A dry growing season of the past has threatened Christmas present and future.
Christmas tree farms across the country are reporting losses due to extreme temperatures and drought during the summer months.
A Tennessee Agriculture news release stated, "Most losses have been reported in White Pine and Leland Cypress trees."
The same trees are grown at Brown's Holiday Farm on Highway 31 in Gallatin.
"These Leland Cypress will grow four, five feet a year," said Owner Steve Brown.
Brown has planted, grown, and trimmed trees for 14 years.
This year, his business nearly dried up.
"I had small trees, and they just didn't establish good root systems," he said. "So when we had that 113 degree weather, they just died."

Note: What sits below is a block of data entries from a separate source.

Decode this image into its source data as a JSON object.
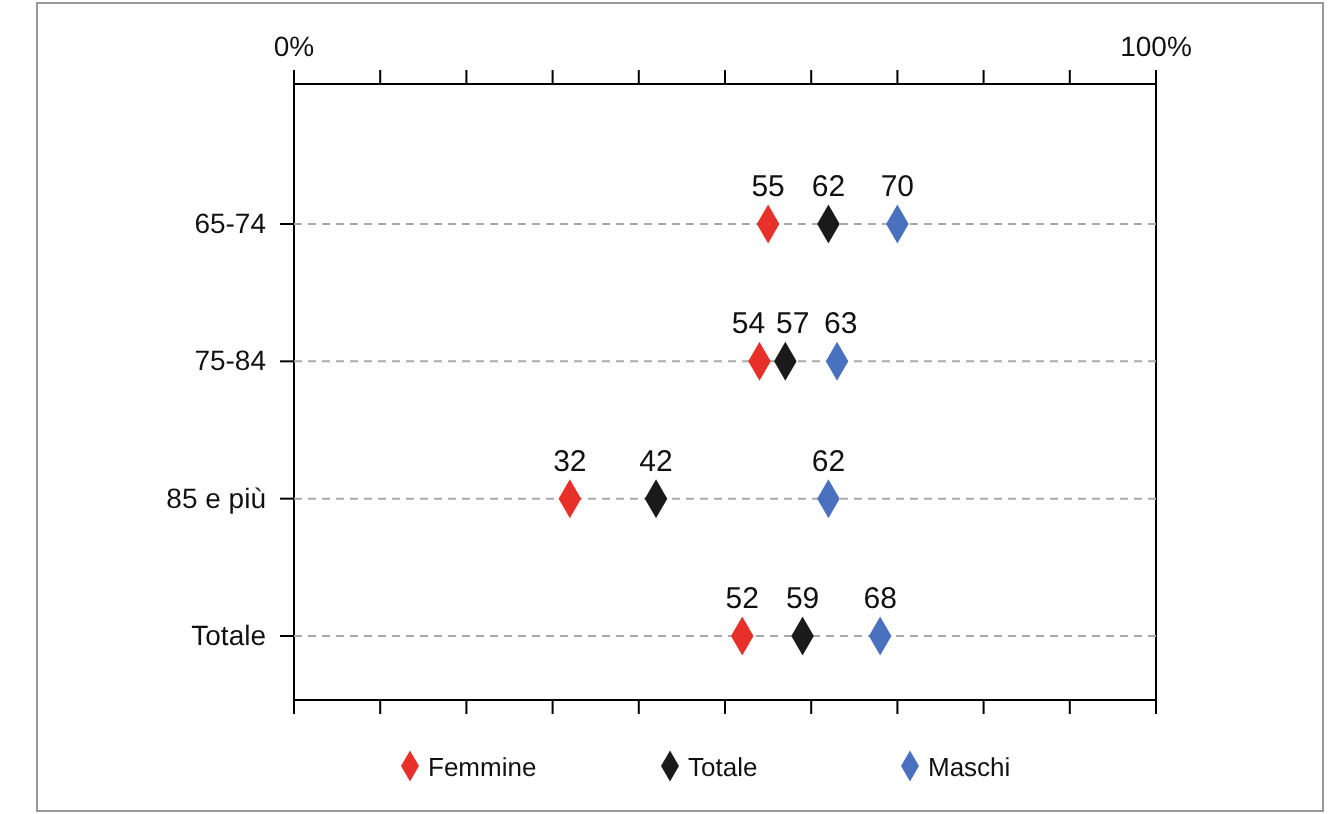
{
  "chart_data": {
    "type": "scatter",
    "orientation": "horizontal",
    "categories": [
      "65-74",
      "75-84",
      "85 e più",
      "Totale"
    ],
    "series": [
      {
        "name": "Femmine",
        "color": "#e8302a",
        "values": [
          55,
          54,
          32,
          52
        ]
      },
      {
        "name": "Totale",
        "color": "#1a1a1a",
        "values": [
          62,
          57,
          42,
          59
        ]
      },
      {
        "name": "Maschi",
        "color": "#4a70c0",
        "values": [
          70,
          63,
          62,
          68
        ]
      }
    ],
    "xlim": [
      0,
      100
    ],
    "xticks": [
      {
        "value": 0,
        "label": "0%"
      },
      {
        "value": 10,
        "label": null
      },
      {
        "value": 20,
        "label": null
      },
      {
        "value": 30,
        "label": null
      },
      {
        "value": 40,
        "label": null
      },
      {
        "value": 50,
        "label": null
      },
      {
        "value": 60,
        "label": null
      },
      {
        "value": 70,
        "label": null
      },
      {
        "value": 80,
        "label": null
      },
      {
        "value": 90,
        "label": null
      },
      {
        "value": 100,
        "label": "100%"
      }
    ],
    "marker": "diamond",
    "data_labels": true,
    "grid": "y",
    "legend": "bottom"
  }
}
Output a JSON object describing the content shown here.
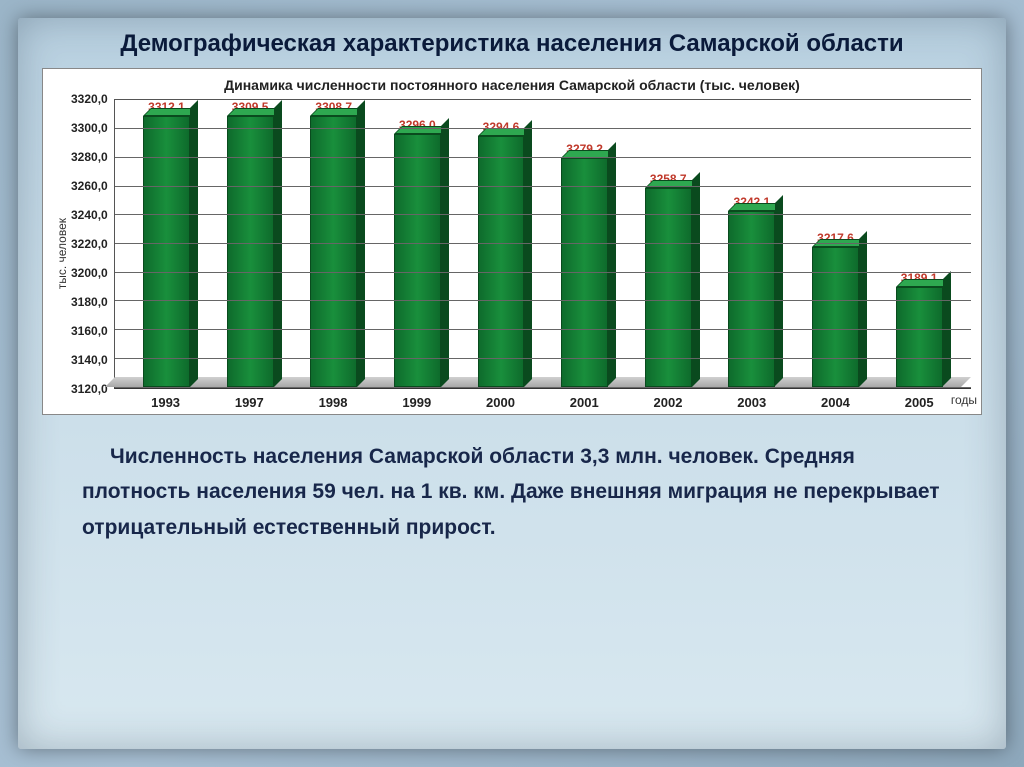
{
  "title": "Демографическая характеристика населения Самарской области",
  "title_fontsize": 24,
  "title_color": "#0a1a3a",
  "chart": {
    "type": "bar",
    "subtitle": "Динамика численности постоянного населения Самарской области (тыс. человек)",
    "subtitle_fontsize": 14,
    "ylabel": "тыс. человек",
    "xlabel": "годы",
    "categories": [
      "1993",
      "1997",
      "1998",
      "1999",
      "2000",
      "2001",
      "2002",
      "2003",
      "2004",
      "2005"
    ],
    "values": [
      3312.1,
      3309.5,
      3308.7,
      3296.0,
      3294.6,
      3279.2,
      3258.7,
      3242.1,
      3217.6,
      3189.1
    ],
    "value_labels": [
      "3312,1",
      "3309,5",
      "3308,7",
      "3296,0",
      "3294,6",
      "3279,2",
      "3258,7",
      "3242,1",
      "3217,6",
      "3189,1"
    ],
    "value_label_color": "#c0392b",
    "value_label_fontsize": 12,
    "bar_color_front": "#198f3c",
    "bar_color_top": "#2ea850",
    "bar_color_side": "#0a4a1e",
    "bar_border": "#0a4a1e",
    "ylim": [
      3120.0,
      3320.0
    ],
    "ytick_step": 20.0,
    "yticks": [
      "3320,0",
      "3300,0",
      "3280,0",
      "3260,0",
      "3240,0",
      "3220,0",
      "3200,0",
      "3180,0",
      "3160,0",
      "3140,0",
      "3120,0"
    ],
    "grid_color": "#666666",
    "background_color": "#ffffff",
    "bar_width": 0.56,
    "depth_3d": 8
  },
  "caption": {
    "text": "Численность населения Самарской области 3,3 млн. человек. Средняя плотность населения 59 чел. на 1 кв. км. Даже внешняя миграция не перекрывает отрицательный естественный прирост.",
    "fontsize": 21,
    "color": "#18274a"
  },
  "page_background": "#a8c0d4",
  "frame_border_color": "#3c4a5a"
}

Brown lost 450 trees. Like many growers, most of his losses were newly planted seedlings that take four to six years to mature.
"It's not like regular farming where you can lose a crop one year and come back the next year," Brown said.
Brown lost 5,000 trees to drought a few years ago. Since then, he scaled back his business.
After this year's loss, Brown has 1,000 trees ready to go on his chop-your-own-tree farm.
"I'll plant again next year and probably have enough leftover residual trees to have plenty for next year too," he said.
Other growers will not have the luxury.
According to the State Agriculture Department, "one to three new seedlings are planted for every three harvested to ensure a constant supply."
Some tree growers are reportedly cutting fewer trees this year to shore up crops in the years to come. That could mean an uptick in price.
Christmas trees are considered renewable, eco-friendly holiday decorations. Unlike artificial trees, living trees contain no petroleum products and are biodegradable and recyclable.